Metamaterial based on 3D liquid-crystal elastomers structures can change properties (Poisson’s Ratio and twist per strain) in response to light.
Metamaterial based on 3D liquid-crystal elastomers structures can change properties (Poisson’s Ratio and twist per strain) in response to light.

Researchers have designed and constructed metamaterials that can change their mechanical properties in response to light [Münchinger et al., Materials Today (2022), https://doi.org/10.1016/j.mattod.2022.08.020]. Metamaterials are artificial materials that derive their properties from their designed microstructure rather than their constituent materials.

“Many applications in everyday life depend on responsive materials whose properties can be manipulated from the outside via a certain stimulus. However, the palette of available responsive materials is limited,” points out first author, Alexander Münchinger of Karlsruhe Institute of Technology.

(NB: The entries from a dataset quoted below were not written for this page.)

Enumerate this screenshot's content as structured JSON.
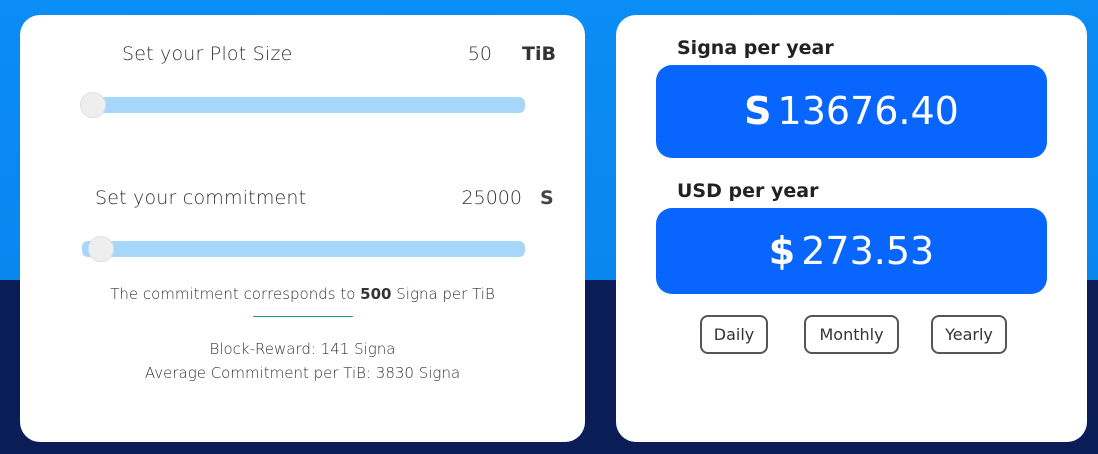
{
  "plot_size": {
    "label": "Set your Plot Size",
    "value": "50",
    "unit": "TiB",
    "slider_fraction": 0.0
  },
  "commitment": {
    "label": "Set your commitment",
    "value": "25000",
    "unit_icon": "signa-icon",
    "unit_glyph": "S",
    "slider_fraction": 0.02
  },
  "commitment_note": {
    "prefix": "The commitment corresponds to ",
    "amount": "500",
    "suffix": " Signa per TiB"
  },
  "block_reward": "Block-Reward: 141 Signa",
  "average_commitment": "Average Commitment per TiB: 3830 Signa",
  "results": {
    "signa_heading": "Signa per year",
    "signa_symbol": "S",
    "signa_value": "13676.40",
    "usd_heading": "USD per year",
    "usd_symbol": "$",
    "usd_value": "273.53"
  },
  "period_buttons": {
    "daily": "Daily",
    "monthly": "Monthly",
    "yearly": "Yearly"
  },
  "colors": {
    "accent_blue": "#0866ff",
    "slider_track": "#a7d6fb",
    "background_top": "#0a8df5",
    "background_bottom": "#0b1d57"
  }
}
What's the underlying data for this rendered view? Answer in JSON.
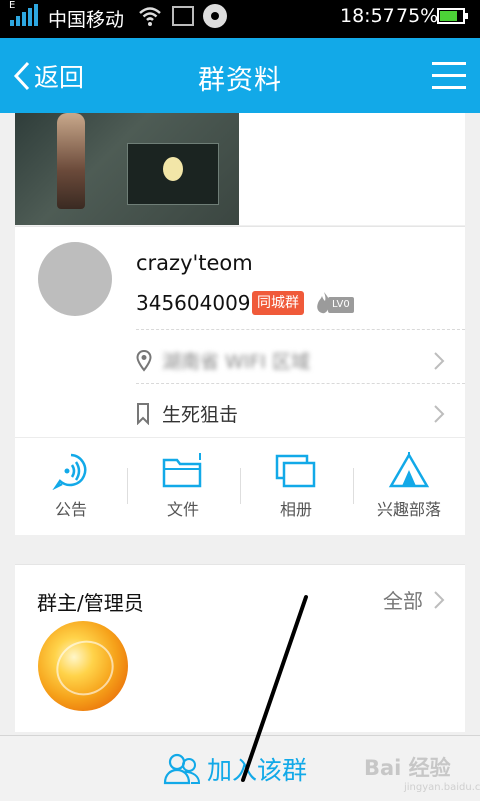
{
  "status_bar": {
    "carrier": "中国移动",
    "time": "18:57",
    "battery": "75%",
    "battery_level": 0.75,
    "network": "E",
    "icons": [
      "signal-icon",
      "wifi-icon",
      "image-icon",
      "disc-icon",
      "battery-icon"
    ]
  },
  "header": {
    "back_label": "返回",
    "title": "群资料",
    "menu_icon": "menu-icon",
    "background": "#12a9e8"
  },
  "group": {
    "name": "crazy'teom",
    "id": "345604009",
    "city_badge": "同城群",
    "level": "LV0",
    "location": "湖南省 WIFI 区域",
    "category": "生死狙击"
  },
  "actions": [
    {
      "label": "公告",
      "icon": "announcement-icon"
    },
    {
      "label": "文件",
      "icon": "folder-icon"
    },
    {
      "label": "相册",
      "icon": "album-icon"
    },
    {
      "label": "兴趣部落",
      "icon": "tent-icon"
    }
  ],
  "admins": {
    "title": "群主/管理员",
    "all_label": "全部"
  },
  "bottom": {
    "join_label": "加入该群",
    "watermark": "Bai 经验",
    "watermark_sub": "jingyan.baidu.com"
  },
  "colors": {
    "accent": "#12a9e8",
    "badge": "#f05a3a"
  }
}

Ideally, say the researchers, materials should have a ‘knob’ that allows their properties to be changed at will like a digital switch. Now, thanks to advances in the manufacturing of three-dimensional liquid-crystal elastomers, the researchers from the Karlsruhe Institute of Technology and Ruprecht-Karls-Universität Heidelberg have created metamaterials that can flip between different mechanical behaviors upon exposure to light.

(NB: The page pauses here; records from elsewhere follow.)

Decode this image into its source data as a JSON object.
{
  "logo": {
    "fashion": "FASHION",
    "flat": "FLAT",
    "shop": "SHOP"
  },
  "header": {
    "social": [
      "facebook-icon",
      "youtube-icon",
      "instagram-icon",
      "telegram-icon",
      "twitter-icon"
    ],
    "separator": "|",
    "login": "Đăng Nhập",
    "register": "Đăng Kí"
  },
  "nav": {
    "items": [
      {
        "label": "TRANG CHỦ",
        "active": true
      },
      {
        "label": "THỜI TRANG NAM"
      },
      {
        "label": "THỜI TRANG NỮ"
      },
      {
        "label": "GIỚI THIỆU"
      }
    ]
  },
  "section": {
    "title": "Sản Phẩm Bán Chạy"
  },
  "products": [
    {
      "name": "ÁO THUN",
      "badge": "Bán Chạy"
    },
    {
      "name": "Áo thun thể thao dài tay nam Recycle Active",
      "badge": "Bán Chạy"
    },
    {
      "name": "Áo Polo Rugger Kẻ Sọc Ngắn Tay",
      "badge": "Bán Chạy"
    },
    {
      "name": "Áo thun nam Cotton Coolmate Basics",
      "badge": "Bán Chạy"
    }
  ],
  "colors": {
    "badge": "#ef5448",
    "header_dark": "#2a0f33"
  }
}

Using a novel two-photon 3D laser microprinting technique they developed themselves, the researchers fabricated two different metamaterial microstructures. One structure is based on a bow-tie-shaped element within tetragonal unit cell and the other on chiral elements on the surface of connected cubes in a similar unit cell. By infusing the liquid-crystal-elastomers with a dye, the metamaterials are rendered responsive to light. When exposed to a blue LED, the structures significantly change their geometry – in one case the sign of the Poisson’s ratio flips back and forth between positive and negative values, while in the second case the direction of the chiral twist is altered. The changes in structure and associated behavior arise from the fact that beams making up the metamaterial unit cells respond anisotropically to light.

“To our knowledge, the presented metamaterials represent the first 3D optomechanical metamaterials – where the effective mechanical properties are different from the constituent material and can be tuned via light,” says Münchinger.

The mechanical behavior of the metamaterials can be tuned reversibly and repeatedly, over 100 cycles, in response to switching the LED light source off and on. Such light-stimulated metamaterials overcome one of the major hurdles to the adoption of these materials for useful applications. A metamaterial that can change its mechanical properties in response to sunlight, for example, could automatically adjust to different lighting conditions, change appearance, or be used to control room temperature.

“We believe that many more responsive metamaterials can be designed [in this way],” adds Münchinger.

The team are now working on improved liquid-crystal elastomer compositions to lower the required optical intensity.